Aetiology

MWT can be caused by: coughing, retching, vomiting, straining, hiccups, closed-chest pressure or cardiopulmonary resuscitation, acute abdominal blunt trauma, alcohol, chemotherapeutic agents, and oesophageal instrumentation.

Hiatal hernia is considered by many to be a key precipitating factor.[6][14][15] However, in >40% of patients an identifiable risk factor is not found.[13]

Conditions that may induce vomiting include:[11][16][17][18]

  • Gastrointestinal disease (e.g., food poisoning [particularly when due to Bacillus cereus, in which case vomiting occurs soon after ingestion of contaminated food], infectious gastroenteritis, peptic ulcer disease, malrotation, intussusception, volvulus, gastric outlet obstruction, and gastroparesis)

  • Hepatobiliary disease (e.g., hepatitis, gallstones, and cholecystitis)

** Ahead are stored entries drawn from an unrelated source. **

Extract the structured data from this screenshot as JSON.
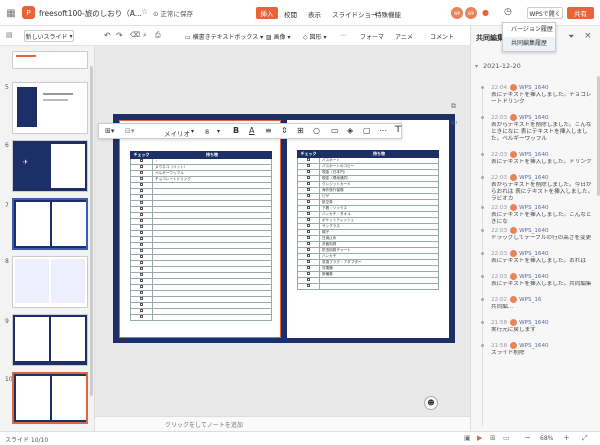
{
  "app": {
    "file_title": "freesoft100-旅のしおり（A...",
    "save_status": "正常に保存",
    "share": "共有",
    "open_in_wps": "WPSで開く"
  },
  "menu": [
    "挿入",
    "校閲",
    "表示",
    "スライドショー",
    "特殊機能"
  ],
  "menu_active": 0,
  "history_dropdown": [
    "バージョン履歴",
    "共同編集履歴"
  ],
  "toolbar": {
    "new_slide": "新しいスライド",
    "textbox": "横書きテキストボックス",
    "image": "画像",
    "shape": "図形",
    "tabs": [
      "フォーマ",
      "アニメ",
      "コメント"
    ]
  },
  "format_bar": {
    "font": "メイリオ",
    "size": "8"
  },
  "slide": {
    "left_header": [
      "チェック",
      "持ち物"
    ],
    "left_items": [
      "・",
      "ヌウネコ（ペット）",
      "ペルギーワッフル",
      "チョコレートドリンク",
      "",
      "",
      "",
      "",
      "",
      "",
      "",
      "",
      "",
      "",
      "",
      "",
      "",
      "",
      "",
      "",
      "",
      "",
      "",
      "",
      "",
      "",
      ""
    ],
    "right_header": [
      "チェック",
      "持ち物"
    ],
    "right_items": [
      "パスポート",
      "パスポートのコピー",
      "現金（日本円）",
      "現金（現地通貨）",
      "クレジットカード",
      "海外旅行保険",
      "ビザ",
      "航空券",
      "下着・ソックス",
      "ハンカチ・タオル",
      "ポケットティッシュ",
      "サングラス",
      "帽子",
      "日焼止め",
      "洗面用具",
      "防虫用剤チャート",
      "ハンカチ",
      "変換プラグ・アダプター",
      "充電器",
      "常備薬",
      "",
      ""
    ]
  },
  "thumbnails": [
    "5",
    "6",
    "7",
    "8",
    "9",
    "10"
  ],
  "right_panel": {
    "title": "共同編集履歴",
    "date": "2021-12-20",
    "entries": [
      {
        "time": "22:04",
        "user": "WPS_1640",
        "text": "表にテキストを挿入しました。チョコレートドリンク"
      },
      {
        "time": "22:03",
        "user": "WPS_1640",
        "text": "表からテキストを削除しました。こんなときになに 表にテキストを挿入しました。ベルギーワッフル"
      },
      {
        "time": "22:03",
        "user": "WPS_1640",
        "text": "表にテキストを挿入しました。ドリンク"
      },
      {
        "time": "22:03",
        "user": "WPS_1640",
        "text": "表からテキストを削除しました。今日からおれは 表にテキストを挿入しました。ラビオカ"
      },
      {
        "time": "22:03",
        "user": "WPS_1640",
        "text": "表にテキストを挿入しました。こんなときにな"
      },
      {
        "time": "22:03",
        "user": "WPS_1640",
        "text": "ドラッグしてテーブルの行の高さを変更"
      },
      {
        "time": "22:03",
        "user": "WPS_1640",
        "text": "表にテキストを挿入しました。おれは"
      },
      {
        "time": "22:03",
        "user": "WPS_1640",
        "text": "表にテキストを挿入しました。共同編集"
      },
      {
        "time": "22:02",
        "user": "WPS_16",
        "text": "共同編..."
      },
      {
        "time": "21:58",
        "user": "WPS_1640",
        "text": "実行元に戻します"
      },
      {
        "time": "21:58",
        "user": "WPS_1640",
        "text": "スライド削除"
      }
    ]
  },
  "notes_placeholder": "クリックをしてノートを追加",
  "status": {
    "slide": "スライド 10/10",
    "zoom": "68%"
  }
}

  • Hyperemesis gravidarum

  • Renal disease (e.g., urinary tract infection, nephrolithiasis, renal failure, and ureteropelvic obstruction)

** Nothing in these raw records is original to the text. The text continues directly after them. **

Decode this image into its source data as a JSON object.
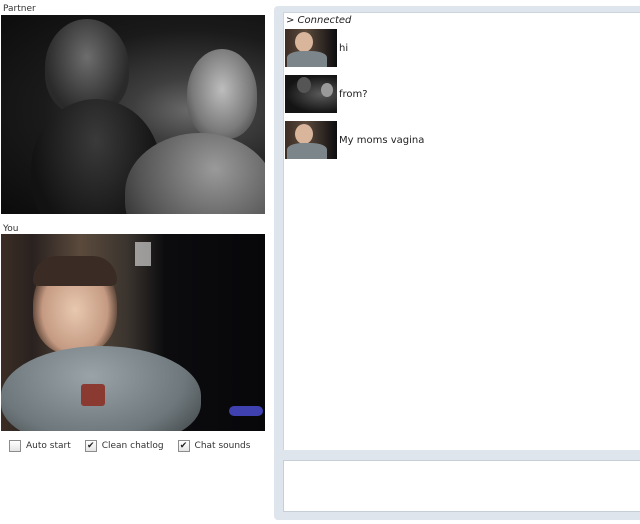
{
  "partner_label": "Partner",
  "you_label": "You",
  "options": [
    {
      "label": "Auto start",
      "checked": false
    },
    {
      "label": "Clean chatlog",
      "checked": true
    },
    {
      "label": "Chat sounds",
      "checked": true
    }
  ],
  "check_glyph": "✔",
  "chat": {
    "status": "> Connected",
    "messages": [
      {
        "sender": "you",
        "text": "hi"
      },
      {
        "sender": "partner",
        "text": "from?"
      },
      {
        "sender": "you",
        "text": "My moms vagina"
      }
    ],
    "input_value": ""
  },
  "colors": {
    "chat_frame": "#dfe5ec",
    "page_background": "#ffffff"
  }
}
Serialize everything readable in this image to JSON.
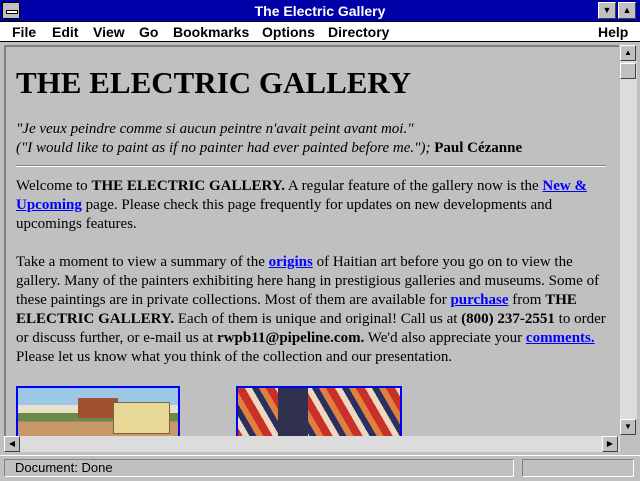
{
  "window": {
    "title": "The Electric Gallery"
  },
  "menubar": {
    "items": [
      "File",
      "Edit",
      "View",
      "Go",
      "Bookmarks",
      "Options",
      "Directory",
      "Help"
    ]
  },
  "page": {
    "heading": "THE ELECTRIC GALLERY",
    "quote_fr": "\"Je veux peindre comme si aucun peintre n'avait peint avant moi.\"",
    "quote_en": "(\"I would like to paint as if no painter had ever painted before me.\");",
    "quote_author": "Paul Cézanne",
    "p1": {
      "t1": "Welcome to ",
      "b1": "THE ELECTRIC GALLERY.",
      "t2": " A regular feature of the gallery now is the ",
      "link_new": "New & Upcoming",
      "t3": " page. Please check this page frequently for updates on new developments and upcomings features."
    },
    "p2": {
      "t1": "Take a moment to view a summary of the ",
      "link_origins": "origins",
      "t2": " of Haitian art before you go on to view the gallery. Many of the painters exhibiting here hang in prestigious galleries and museums. Some of these paintings are in private collections. Most of them are available for ",
      "link_purchase": "purchase",
      "t3": " from ",
      "b1": "THE ELECTRIC GALLERY.",
      "t4": " Each of them is unique and original! Call us at ",
      "phone": "(800) 237-2551",
      "t5": " to order or discuss further, or e-mail us at ",
      "email": "rwpb11@pipeline.com.",
      "t6": " We'd also appreciate your ",
      "link_comments": "comments.",
      "t7": " Please let us know what you think of the collection and our presentation."
    }
  },
  "statusbar": {
    "text": "Document: Done"
  }
}
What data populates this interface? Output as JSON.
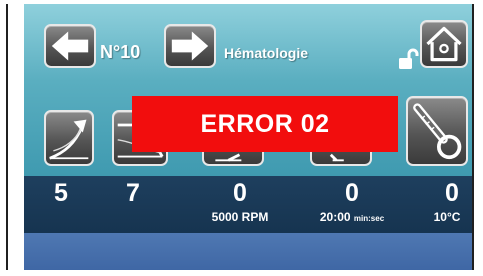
{
  "header": {
    "program_number": "N°10",
    "program_name": "Hématologie"
  },
  "toolbar": {
    "prev_icon": "arrow-left-icon",
    "next_icon": "arrow-right-icon",
    "lock_icon": "unlocked-padlock-icon",
    "home_icon": "home-icon"
  },
  "modes": [
    {
      "icon": "acceleration-ramp-icon"
    },
    {
      "icon": "deceleration-ramp-icon"
    },
    {
      "icon": "speed-icon"
    },
    {
      "icon": "timer-icon"
    },
    {
      "icon": "thermometer-icon"
    }
  ],
  "readouts": {
    "accel": "5",
    "decel": "7",
    "speed": "0",
    "speed_setpoint": "5000 RPM",
    "time": "0",
    "time_setpoint": "20:00",
    "time_unit": "min:sec",
    "temperature": "0",
    "temperature_setpoint": "10°C"
  },
  "alert": {
    "message": "ERROR 02",
    "color": "#f20d0d"
  },
  "colors": {
    "background_top": "#5aaec0",
    "readout_strip": "#1e3f5e",
    "bottom_bar": "#4f78b2"
  }
}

  • Neurological disease (e.g., tumours, hydrocephalus, congenital disease, trauma, meningitis, pseudotumour cerebri, migraine headaches, and seizures)

  • Psychiatric disease (e.g., anorexia nervosa, bulimia, and cyclic vomiting syndrome).

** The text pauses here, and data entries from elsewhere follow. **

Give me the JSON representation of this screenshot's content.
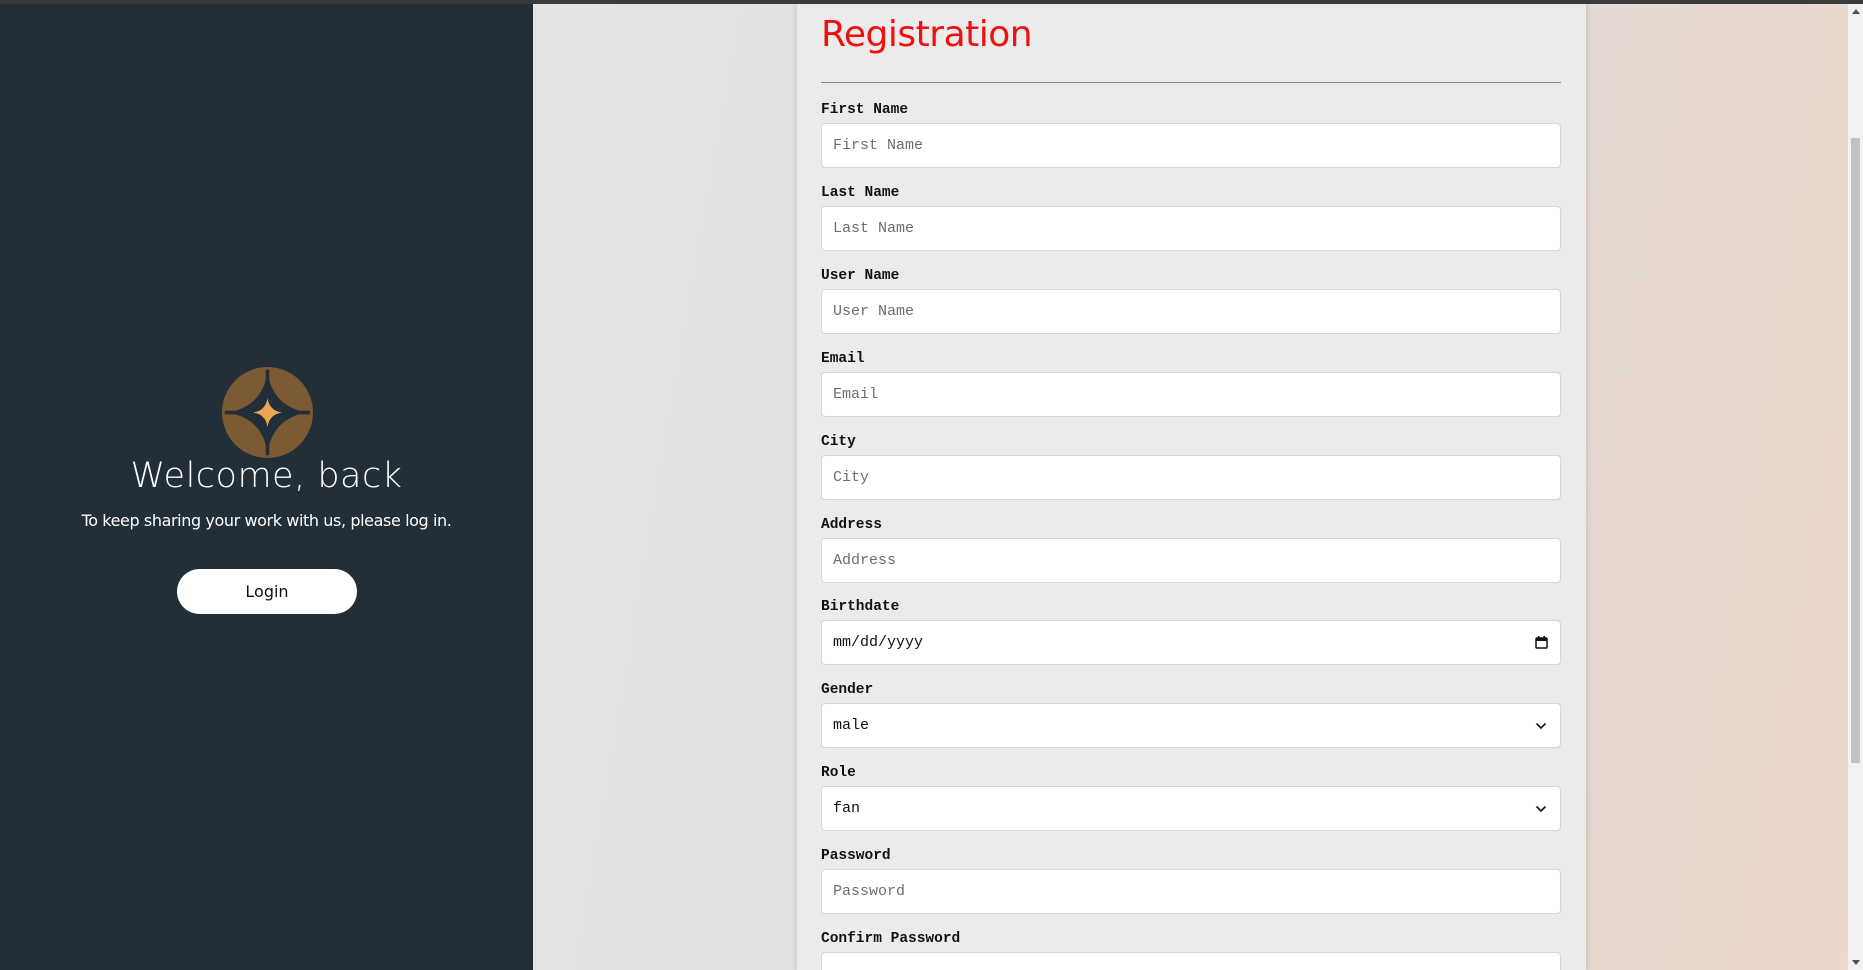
{
  "left_panel": {
    "logo_icon": "star-compass-icon",
    "welcome": "Welcome, back",
    "subtitle": "To keep sharing your work with us, please log in.",
    "login_button": "Login",
    "bg_color": "#222e38",
    "logo_color": "#7c5a34",
    "logo_star_color": "#e8a654"
  },
  "form": {
    "title": "Registration",
    "title_color": "#ee1111",
    "fields": [
      {
        "label": "First Name",
        "placeholder": "First Name",
        "type": "text"
      },
      {
        "label": "Last Name",
        "placeholder": "Last Name",
        "type": "text"
      },
      {
        "label": "User Name",
        "placeholder": "User Name",
        "type": "text"
      },
      {
        "label": "Email",
        "placeholder": "Email",
        "type": "email"
      },
      {
        "label": "City",
        "placeholder": "City",
        "type": "text"
      },
      {
        "label": "Address",
        "placeholder": "Address",
        "type": "text"
      },
      {
        "label": "Birthdate",
        "placeholder": "mm/dd/yyyy",
        "type": "date"
      },
      {
        "label": "Gender",
        "value": "male",
        "type": "select"
      },
      {
        "label": "Role",
        "value": "fan",
        "type": "select"
      },
      {
        "label": "Password",
        "placeholder": "Password",
        "type": "password"
      },
      {
        "label": "Confirm Password",
        "placeholder": "",
        "type": "password"
      }
    ]
  }
}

Other conditions or agents that may induce vomiting include:[19][20][21]

  • Toxins

  • Polyethylene glycol lavage (bowel preparation for colonoscopy)

  • Chemotherapy agents (e.g., cisplatin)

  • Post-anaesthesia or post-surgery.

A chronic cough may be associated with whooping cough, bronchitis, bronchiectasis, emphysema, chronic obstructive pulmonary disease, or lung cancer.[22]

Pathophysiology

The pathogenesis of MWT is not completely understood. Most cases seem to occur as a result of a sudden rise in abdominal pressure or transmural pressure gradient across the gastro-oesophageal junction with a corresponding low intrathoracic pressure. When these forces are high enough to cause distention in this area, an acute gastro-oesophageal tear or laceration may occur.

Classification

Number of lesions

MWT is generally classified by the number of lesions/tears:

  • Single tear

  • Multiple tears.

Endoscopic classification[3]

Proposed endoscopic classification according to endoscopic features of the tear.

  • Clean base

  • Non-bleeding adherent clot

  • Non-bleeding visible vessel (before or after clot removal)

  • Actively bleeding or spurting

  • Oesophageal rupture or perforation (Boerhaave's syndrome).